J'aurais bien voulu te donner de mes nouvelles  plus tôt mais comme je te l'ai annoncé dans mon télégramme, un événement  bien précis a bouleversé le cours de mon voyage mais aussi celui de mon  existence, ce qui a fait que je n'ai pu jusqu'à ce jour trouver le temps  nécessaire pour t'écrire. J'espère que cette lettre te parviendra néanmoins  avant mon retour. J'aurais pu t'envoyer encore un télégramme, mais  c'est un moyen de communication qui m'oblige à être succincte et tu sais  combien j'aime parler ! J'ai tant de choses à te raconter qu'une lettre  ne suffira pas mais je vais essayer de t'en dire le plus possible.

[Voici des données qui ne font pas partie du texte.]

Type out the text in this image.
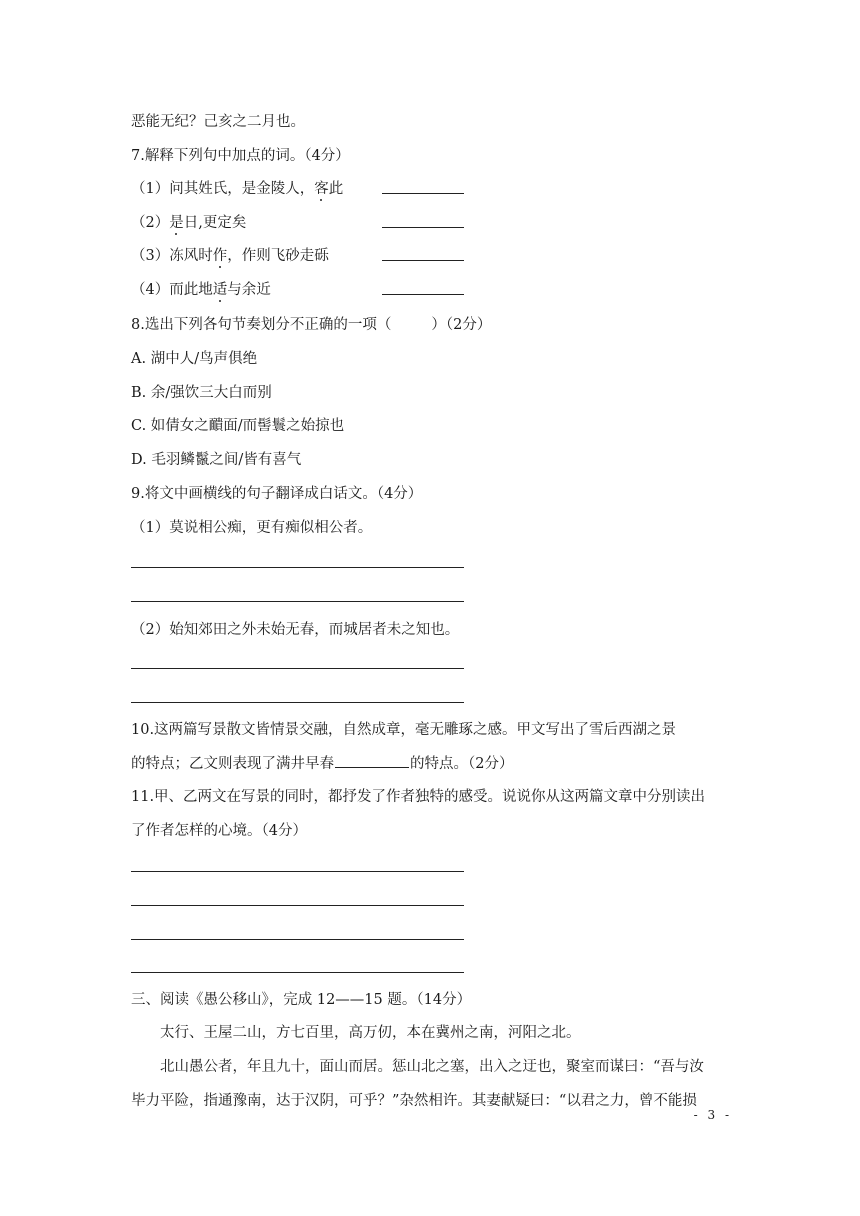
恶能无纪？己亥之二月也。
7.解释下列句中加点的词。（4分）
（1）问其姓氏，是金陵人，客此
（2）是日,更定矣
（3）冻风时作，作则飞砂走砾
（4）而此地适与余近
8.选出下列各句节奏划分不正确的一项（	）（2分）
A. 湖中人/鸟声俱绝
B. 余/强饮三大白而别
C. 如倩女之靧面/而髻鬟之始掠也
D. 毛羽鳞鬣之间/皆有喜气
9.将文中画横线的句子翻译成白话文。（4分）
（1）莫说相公痴，更有痴似相公者。
（2）始知郊田之外未始无春，而城居者未之知也。
10.这两篇写景散文皆情景交融，自然成章，毫无雕琢之感。甲文写出了雪后西湖之景
的特点；乙文则表现了满井早春	的特点。（2分）
11.甲、乙两文在写景的同时，都抒发了作者独特的感受。说说你从这两篇文章中分别读出
了作者怎样的心境。（4分）
三、阅读《愚公移山》，完成 12——15 题。（14分）
太行、王屋二山，方七百里，高万仞，本在冀州之南，河阳之北。
北山愚公者，年且九十，面山而居。惩山北之塞，出入之迂也，聚室而谋曰：“吾与汝
毕力平险，指通豫南，达于汉阴，可乎？”杂然相许。其妻献疑曰：“以君之力，曾不能损
- 3 -
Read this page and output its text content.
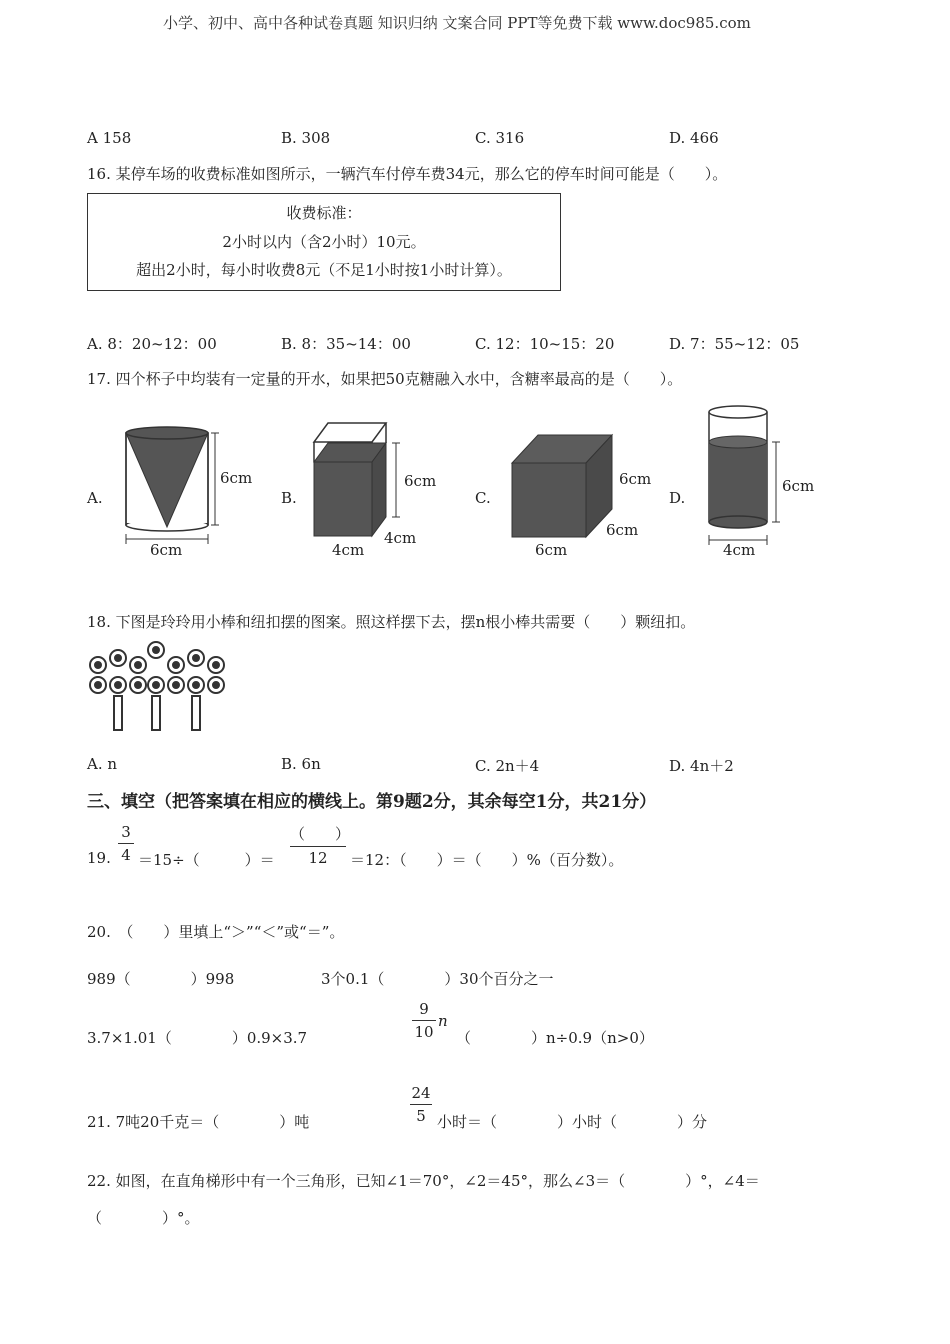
小学、初中、高中各种试卷真题 知识归纳 文案合同 PPT等免费下载 www.doc985.com
A 158	B. 308	C. 316	D. 466
16. 某停车场的收费标准如图所示，一辆汽车付停车费34元，那么它的停车时间可能是（　　）。
收费标准：
2小时以内（含2小时）10元。
超出2小时，每小时收费8元（不足1小时按1小时计算）。
A. 8：20~12：00	B. 8：35~14：00	C. 12：10~15：20	D. 7：55~12：05
17. 四个杯子中均装有一定量的开水，如果把50克糖融入水中，含糖率最高的是（　　）。
A.	B.	C.	D.
6cm
6cm
6cm
4cm
4cm
6cm
6cm
6cm
6cm
4cm
18. 下图是玲玲用小棒和纽扣摆的图案。照这样摆下去，摆n根小棒共需要（　　）颗纽扣。
A. n	B. 6n	C. 2n＋4	D. 4n＋2
三、填空（把答案填在相应的横线上。第9题2分，其余每空1分，共21分）
19.
3
4 ＝15÷（　　　）＝
（　　）
12	＝12：（　　）＝（　　）%（百分数）。
20.　（　　）里填上“＞”“＜”或“＝”。
989（　　　　）998	3个0.1（　　　　）30个百分之一
3.7×1.01（　　　　）0.9×3.7
9
10
n
（　　　　）n÷0.9（n>0）
21. 7吨20千克＝（　　　　）吨
24
5 小时＝（　　　　）小时（　　　　）分
22. 如图，在直角梯形中有一个三角形，已知∠1＝70°，∠2＝45°，那么∠3＝（　　　　）°，∠4＝
（　　　　）°。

Figure-toi  que je me trouve depuis quelques jours à Londres. Pour être plus  précise, je me trouve à la campagne, à une dizaine de kilomètres de la  capitale, dans la demeure des Grandchester, pour la future célébration  de mes fiançailles avec qui-tu-sais. Contre toute attente, le Duc  de Grandchester s'est montré très chaleureux avec moi et très  enthousiaste vis à vis de ce mariage même s'il aura lieu en Amérique.  C'est la raison pour laquelle nous allons célébrer nos fiançailles en  Angleterre, afin de satisfaire un peu tout le monde. Je n'ai pas encore  rencontré les autres membres de la famille, mais Terry m'a fait  comprendre qu'ils étaient un peu particuliers et peu avenants.  J'angoisse un peu à l'idée de faire leur connaissance mais je sais que  Terry sera à mes côtés et ensemble nous pouvons tout affronter sans  crainte aucune.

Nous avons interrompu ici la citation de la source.